The GT380 and GT550 were very similar in scale and like the big GT750 used a symmetric  exhaust system that split the center cylinder flow such that there were two mufflers on each side; Kawasaki used the asymmetric approach with two mufflers on one side, one on the other.

By this time the “universal Japanese motorcycle” was beginning to take shape, and perhaps British styling tradition was the greatest influence on Japanese designers. Transverse multi-cylinder engines, left foot shift transmissions, chain final drive, hydraulic forks, twin shocks with swingarm, black frames, chrome full coverage fenders, side-covers to hide battery, electrics and tool kit, a tachometer and speedometer side-by-side like most British bikes. Most even used 19 inch front wheels, 18’s on the rear. Parts were steel or aluminum, but headlight shells and side-covers began to move to injection molded plastic in the late 1960’s, bothersome to traditionalists.

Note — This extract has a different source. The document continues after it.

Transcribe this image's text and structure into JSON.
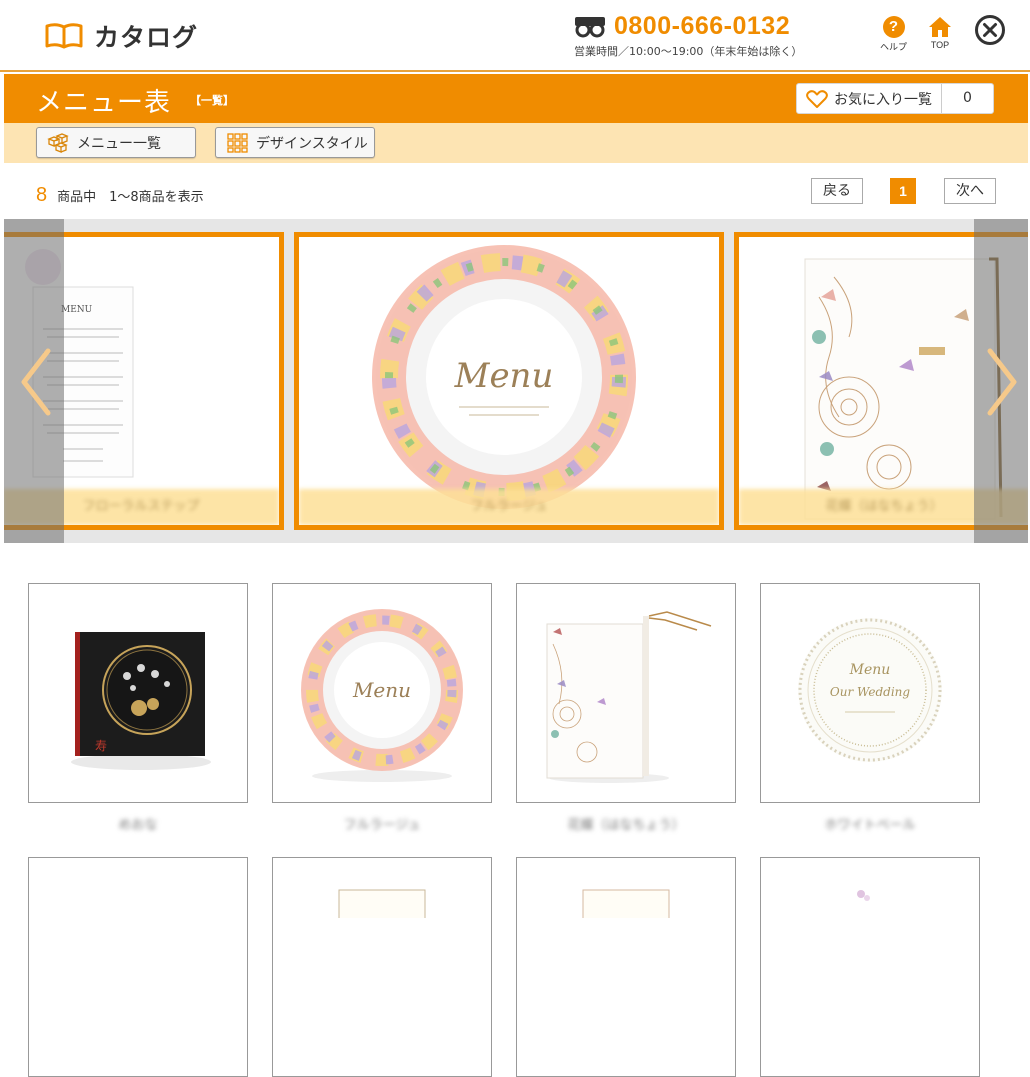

Regarding outright performance, Suzuki chose a softer path for its range of GTs. None including the 750 were true superbikes and rarely found their way to professional level road racing as did Honda’s and Kawasaki’s 750s. And of course Yamaha had a full range of production racers by this time.

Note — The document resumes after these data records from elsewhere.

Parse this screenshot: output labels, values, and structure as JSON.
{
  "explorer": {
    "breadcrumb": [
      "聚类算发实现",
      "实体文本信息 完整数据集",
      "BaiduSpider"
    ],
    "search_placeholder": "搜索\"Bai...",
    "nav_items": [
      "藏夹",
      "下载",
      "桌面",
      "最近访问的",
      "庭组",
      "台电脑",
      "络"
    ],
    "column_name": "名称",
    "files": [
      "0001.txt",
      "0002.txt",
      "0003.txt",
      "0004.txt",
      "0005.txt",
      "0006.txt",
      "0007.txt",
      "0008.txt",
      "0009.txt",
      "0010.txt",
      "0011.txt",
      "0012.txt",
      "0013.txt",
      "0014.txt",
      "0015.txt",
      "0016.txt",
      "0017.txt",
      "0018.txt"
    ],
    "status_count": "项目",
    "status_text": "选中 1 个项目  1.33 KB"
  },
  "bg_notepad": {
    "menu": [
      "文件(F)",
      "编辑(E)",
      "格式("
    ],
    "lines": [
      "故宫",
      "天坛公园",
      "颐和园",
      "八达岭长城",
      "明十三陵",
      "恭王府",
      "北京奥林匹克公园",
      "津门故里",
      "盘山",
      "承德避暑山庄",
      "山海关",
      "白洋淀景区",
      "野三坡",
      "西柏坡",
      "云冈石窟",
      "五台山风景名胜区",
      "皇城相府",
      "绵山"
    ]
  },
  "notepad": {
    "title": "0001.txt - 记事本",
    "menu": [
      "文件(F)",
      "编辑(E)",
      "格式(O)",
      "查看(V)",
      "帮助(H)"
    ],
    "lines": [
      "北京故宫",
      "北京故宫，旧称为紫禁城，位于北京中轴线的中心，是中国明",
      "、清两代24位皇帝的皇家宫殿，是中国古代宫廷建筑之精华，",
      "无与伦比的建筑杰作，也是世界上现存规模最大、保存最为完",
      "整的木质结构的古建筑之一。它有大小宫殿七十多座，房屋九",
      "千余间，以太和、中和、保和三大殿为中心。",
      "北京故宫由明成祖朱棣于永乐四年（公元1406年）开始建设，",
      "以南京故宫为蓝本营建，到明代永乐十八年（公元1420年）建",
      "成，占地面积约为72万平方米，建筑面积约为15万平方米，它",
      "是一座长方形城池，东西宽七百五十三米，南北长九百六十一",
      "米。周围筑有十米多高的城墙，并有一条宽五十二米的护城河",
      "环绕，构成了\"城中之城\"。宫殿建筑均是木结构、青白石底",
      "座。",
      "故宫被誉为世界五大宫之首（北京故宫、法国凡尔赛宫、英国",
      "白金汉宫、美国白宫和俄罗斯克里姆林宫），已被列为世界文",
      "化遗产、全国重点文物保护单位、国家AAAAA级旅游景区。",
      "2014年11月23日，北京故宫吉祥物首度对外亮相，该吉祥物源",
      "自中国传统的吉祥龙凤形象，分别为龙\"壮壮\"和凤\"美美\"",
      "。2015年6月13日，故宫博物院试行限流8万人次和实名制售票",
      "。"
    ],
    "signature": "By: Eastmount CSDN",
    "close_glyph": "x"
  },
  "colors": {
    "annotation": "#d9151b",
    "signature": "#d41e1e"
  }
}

Colors and general styling of the GT range took a few years to become more conservative, using less busy designs. But by the mid-1970’s the days of the street two-stroke were waning and following Honda’s lead, Suzuki, Kawasaki and Yamaha were adopting quieter, cleaner burning, more efficient air-cooled four cylinder, four-stroke double overhead cam engines. These manufacturers were yet to copy the American cruiser, but that began to take form in about 1978.

Over ten years ago, Museum supporter Mark Orgel donated this fine Suzuki GT550 and an equally fine GT750. When you visit you can take in Orgel’s exceptionally well restored bikes as well as a 500 Titan, a GT185, and RE5 Rotary and a Suzuki 80.


    • Engine: Ram Air-Cooled Two-Stroke
    • Type: Port Induction Triple, Transverse
    • Bore & Stroke: 61mm x 62mm
    • Displacement: 543cc’s
    • Compression Ratio: 6.8 : 1
    • Ignition: Points, Coil, 12V Battery
    • Lubrication: Oil Injection
    • Carburetor: Three 28mm Mikunis, VM28
    • Starting: Kick & Electric
    • Horsepower: 53HP, rated
    • Primary: Gear Driven
    • Clutch: Wet, Multi-Plate
    • Final Drive: Chain
    • Transmission: 5-Speed
    • Frame: Double Cradle/Tubular Steel
    • Suspension: Hydraulic Fork / Swingarm Rear
    • Brakes: 4-Leading Shoe Drum
    • Wheelbase: 56 Inches
    • Wheels / Tires: 3.25 x 19 / 4.00 x 18
    • Weight: 440 Pounds, Dry
    • Top Speed: 120 MPH
1 reply
  1. Bob
    Bob says:

    In my youth we used to see these bikes around town, they were mosquito control with all the blue smoke they produced. They were always noticed because of there 2 stroke sound. The 70’s was a great time to live.